My hoodie smells like old spaghetti sauce. Combed the fabric, no sign of spaghetti stain. Rios informed me tonight that spaghetti sauce stains your teeth! Perfect. My teeth are yellow enough as it is. I brush them daily and nightly, I might need to bleach those suckers.
Ran with Kahlua. When I run, like really run, with the Black Lips loud and garage-y on my I-pod, until my chest burns, I get dizzy. I'm dizzy, still. Right now. Before I took Kahlua on our run/walk/sniffing adventure, I couldn't find any plastic bags for poop. We're out of old Wal-Mart bags. Tonight is the second night, in a row, that I've looked at an empty water bottle and thought, "I should use that for scooping poop." I have no idea why this thought comes into my head, but both times, immediately after thinking it, I reminded myself that I am fucking retarded. I settled for an old plastic Subway bag. Last night it was a Taco Bell bag. I get this weird feeling, when I glove my hand with a Taco Bell bag, and I grab the dump, it being all warm and hard, and the smell wafts up, double-helixing with the smell of Taco Bell Mild Sauce...it's a feeling like when you're in a bathroom and you're holding a drink and suddenly it isn't appetizing anymore because of that grimy piss smell. It's like that, yeah.
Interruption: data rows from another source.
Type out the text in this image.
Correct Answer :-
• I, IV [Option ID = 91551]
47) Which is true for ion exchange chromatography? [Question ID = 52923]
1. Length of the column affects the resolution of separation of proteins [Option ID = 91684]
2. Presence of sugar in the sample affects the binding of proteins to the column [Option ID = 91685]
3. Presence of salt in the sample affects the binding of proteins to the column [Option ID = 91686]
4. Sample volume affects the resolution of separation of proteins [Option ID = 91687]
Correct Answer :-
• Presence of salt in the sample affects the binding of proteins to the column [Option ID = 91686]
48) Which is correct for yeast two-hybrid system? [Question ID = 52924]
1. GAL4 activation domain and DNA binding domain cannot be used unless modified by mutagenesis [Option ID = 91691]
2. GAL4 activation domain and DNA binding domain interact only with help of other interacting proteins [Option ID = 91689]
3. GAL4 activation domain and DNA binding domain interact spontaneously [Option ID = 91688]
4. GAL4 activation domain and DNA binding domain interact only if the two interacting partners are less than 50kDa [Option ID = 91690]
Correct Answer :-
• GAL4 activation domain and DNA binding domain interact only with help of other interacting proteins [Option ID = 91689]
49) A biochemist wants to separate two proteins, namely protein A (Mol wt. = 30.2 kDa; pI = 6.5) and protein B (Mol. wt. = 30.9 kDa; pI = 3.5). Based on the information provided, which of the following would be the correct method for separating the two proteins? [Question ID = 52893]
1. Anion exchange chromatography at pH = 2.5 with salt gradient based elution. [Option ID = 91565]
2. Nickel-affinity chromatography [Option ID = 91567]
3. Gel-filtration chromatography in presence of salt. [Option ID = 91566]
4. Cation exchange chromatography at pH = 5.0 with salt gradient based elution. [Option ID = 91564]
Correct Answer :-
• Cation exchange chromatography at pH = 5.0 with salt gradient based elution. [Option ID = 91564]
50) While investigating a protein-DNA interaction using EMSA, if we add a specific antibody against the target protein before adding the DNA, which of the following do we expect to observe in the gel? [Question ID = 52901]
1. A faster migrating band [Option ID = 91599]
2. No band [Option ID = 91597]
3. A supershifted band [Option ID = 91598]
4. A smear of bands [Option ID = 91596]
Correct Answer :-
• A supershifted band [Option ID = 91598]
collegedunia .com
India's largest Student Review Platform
Endnote: "Quantum of Solace" kicked my ass in the action department (except for the first 2/3rds of the airplane chase and the fact that the last 2/3rds of the "Bond escapes the SWAT team" scene must be floating in the ether, somewhere), but suffered from severe structural problems. Put it this way, if it's bad enough that I notice, you have a problem with your structure.